Mobile Brain/Body Imaging (MoBI) – What, Why, How?
Klaus Gramann | Biological Psychology and Neuroergonomics, Technische Universität Berlin
Recent years have shown a remarkable shift in using established EEG technologies outside traditional lab environments recording brain dynamics in actively behaving participants in complex technical setups or the real world. This shift in neuroscience research comes with new challenges regarding recording hardware and analyses approaches sometimes leading to difficulties in comparing the results with established laboratory parameters associated with cognitive processes.
In this talk, I will provide a short overview of what Mobile Brain/Body Imaging (MoBI) is and how it relates to mobile EEG studies. I will show why MoBI is an important methods to better understand human brain function, specifically with regards to embodied cognitive processes and interactions with the dynamically changing world. Lastly, I will show examples for how MoBI can be used to investigate the neural basis of embodied cognitive processes and how brain dynamics can be linked to behavioral dynamics to gain more insights into the interdependencies of neuronal, behavioral, and cognitive processes.

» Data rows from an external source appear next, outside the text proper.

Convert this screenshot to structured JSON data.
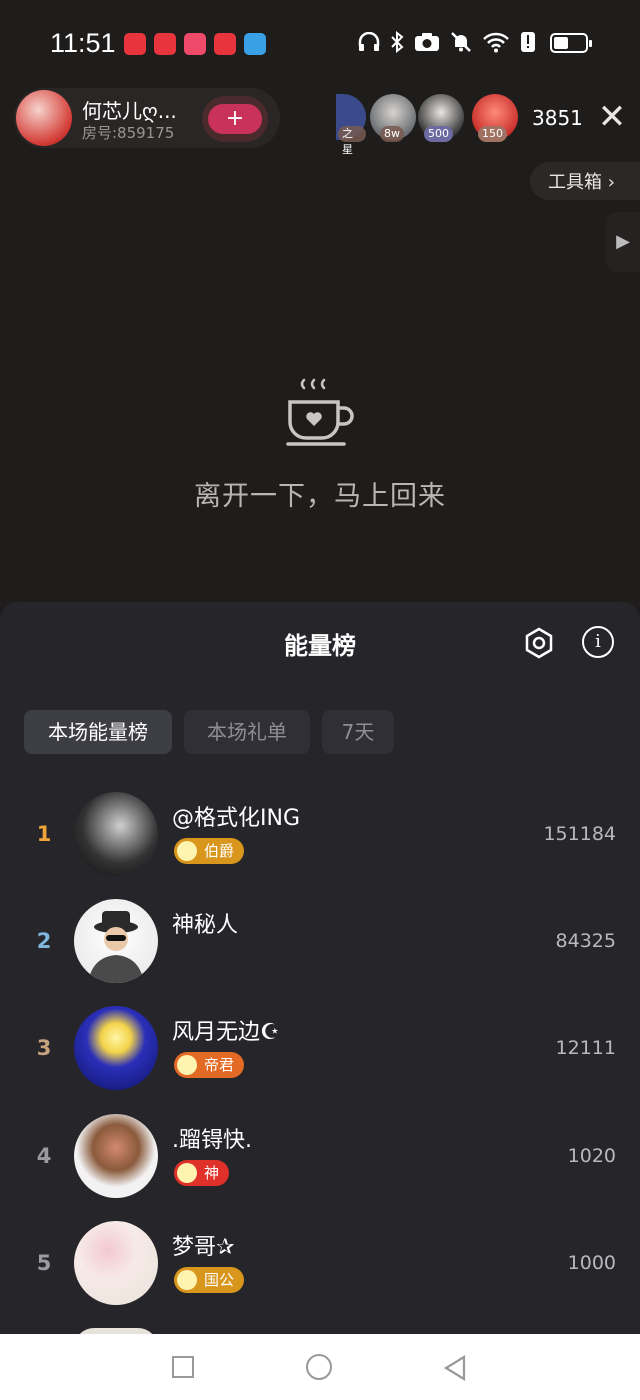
{
  "status_bar": {
    "time": "11:51",
    "battery_level": 0.45,
    "app_icons": [
      "huawei-app-icon",
      "huawei-app-icon",
      "red-character-app-icon",
      "huawei-app-icon",
      "blue-app-icon"
    ],
    "icons": [
      "headphones-icon",
      "bluetooth-icon",
      "camera-icon",
      "mute-icon",
      "wifi-icon",
      "alert-icon",
      "battery-icon"
    ]
  },
  "room": {
    "name": "何芯儿ღ...",
    "room_id": "房号:859175",
    "viewer_count": "3851",
    "viewers": [
      {
        "badge": "之星",
        "color": "#3b4a8a"
      },
      {
        "badge": "8w",
        "color": "#6b6f73"
      },
      {
        "badge": "500",
        "color": "#3a3a3a"
      },
      {
        "badge": "150",
        "color": "#c9302c"
      }
    ]
  },
  "toolbox_label": "工具箱 ›",
  "away_message": "离开一下，马上回来",
  "panel": {
    "title": "能量榜",
    "tabs": [
      "本场能量榜",
      "本场礼单",
      "7天"
    ]
  },
  "leaderboard": [
    {
      "rank": "1",
      "name": "@格式化ING",
      "badge": "伯爵",
      "score": "151184",
      "rank_color": "#f0a53b",
      "badge_color": "#d9961c"
    },
    {
      "rank": "2",
      "name": "神秘人",
      "badge": "",
      "score": "84325",
      "rank_color": "#7fb6de",
      "badge_color": ""
    },
    {
      "rank": "3",
      "name": "风月无边☪",
      "badge": "帝君",
      "score": "12111",
      "rank_color": "#c7a27e",
      "badge_color": "#e26a24"
    },
    {
      "rank": "4",
      "name": ".蹓锝快.",
      "badge": "神",
      "score": "1020",
      "rank_color": "#9a9aa0",
      "badge_color": "#e0302a"
    },
    {
      "rank": "5",
      "name": "梦哥✰",
      "badge": "国公",
      "score": "1000",
      "rank_color": "#9a9aa0",
      "badge_color": "#d9961c"
    }
  ],
  "colors": {
    "background": "#1f1d1c",
    "panel": "#25252a",
    "accent_heart": "#c9325a"
  }
}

Trial-by-trial EEG source dynamics predict the speed of gait adaptation
Johanna Wagner | Swartz Center for Computational Neuroscience, University of California San Diego
In our daily life, we encounter many unexpected situations in which we have to adjust our gait in response to environmental challenges, such as the appearance of an approaching car, a barely visible patch of ice, or approaching pedestrians on a busy sidewalk. Here I will show how neural oscillations support gait adaptation behavior in humans.
I will also demonstrate that single-trial EEG dynamic measures can predict the speed of subsequent gait adaptation, establishing a direct relationship between EEG dynamics in single trials and gait dynamics. I will discuss possibilities to use these EEG features for interventions and treatments in populations with gait motor disorders such as Parkinson’s.
Investigating gait-related brain dynamics by EEG source imaging
Martin Seeber | Neuroscience Department, University of Geneva
Intact gait function is a prerequisite to ensure mobility and independence for people. Because brain injuries can result in gait impairment, cortical contributions to lower limb function are relevant. Yet, our understanding of gait-related brain dynamics is limited.
This shortcoming is partly due to limited available methods suitable to investigate brain function while people are walking and thereby moving in space. In this talk, I will focus on the investigation of gait-related brain dynamics by electroencephalographic (EEG) source imaging. EEG source imaging is capable to reconstruct brain sources underlying the scalp EEG recordings. That way, EEG source imaging provides neuronal activities in specific brain areas with high temporal and moderate spatial resolution. The high temporal resolution of these reconstructions opens up the possibility to directly link brain dynamics to gait kinematics, while the spatial localization improves the interpretability of specific gait-related features.
In that domain, I will introduce key concepts, present previous studies and discuss future perspectives. In summary, EEG source imaging is a powerful technique suitable to reconstruct, identify and investigate specific, functionally different elements of gait-related brain dynamics.
MoBi meets Android: Current Developments and Future Directions
Sarah Blum | Neuropsychology Lab, Department of Psychology, Carl von Ossietzky University of Oldenburg
In recent years, research questions have emerged in the MoBi community that benefit from settings beyond controlled lab environments. Many of these questions require EEG data from freely moving users in open spaces or outdoor settings. When collecting EEG data in real-life settings, only limited control over acoustic or visual events is possible and it can be challenging to relate these events to responses in the EEG data.
The interpretation of these markerless EEG data is a huge challenge and therefore, MoBI researchers often enrich the EEG measurements with sensor information about user movement, position in space and the surrounding scene to make up for the lack of complete knowledge about the setting.
In order to be able to relate different sensor modalities to the EEG data, synchronized recordings of all these data streams are essential.
So far, recordings of multiple sensors at the same time required inherintly immobile devices such as desktop PCs or laptops, since no
smartphone-based solution existed in the community. We have developed open-source Android applications to record multiple data streams to one file on a smartphone. Our applications use the LSL library for data handling [1] and recording to xdf files [2], facilitating portable, mobile and unobtrusive data acquisition.
This talk will give an overview about the current development and the usage of our applications in MoBI experiments. We will discuss recommendations on how to handle and analyze combined mobile EEG and sensor data.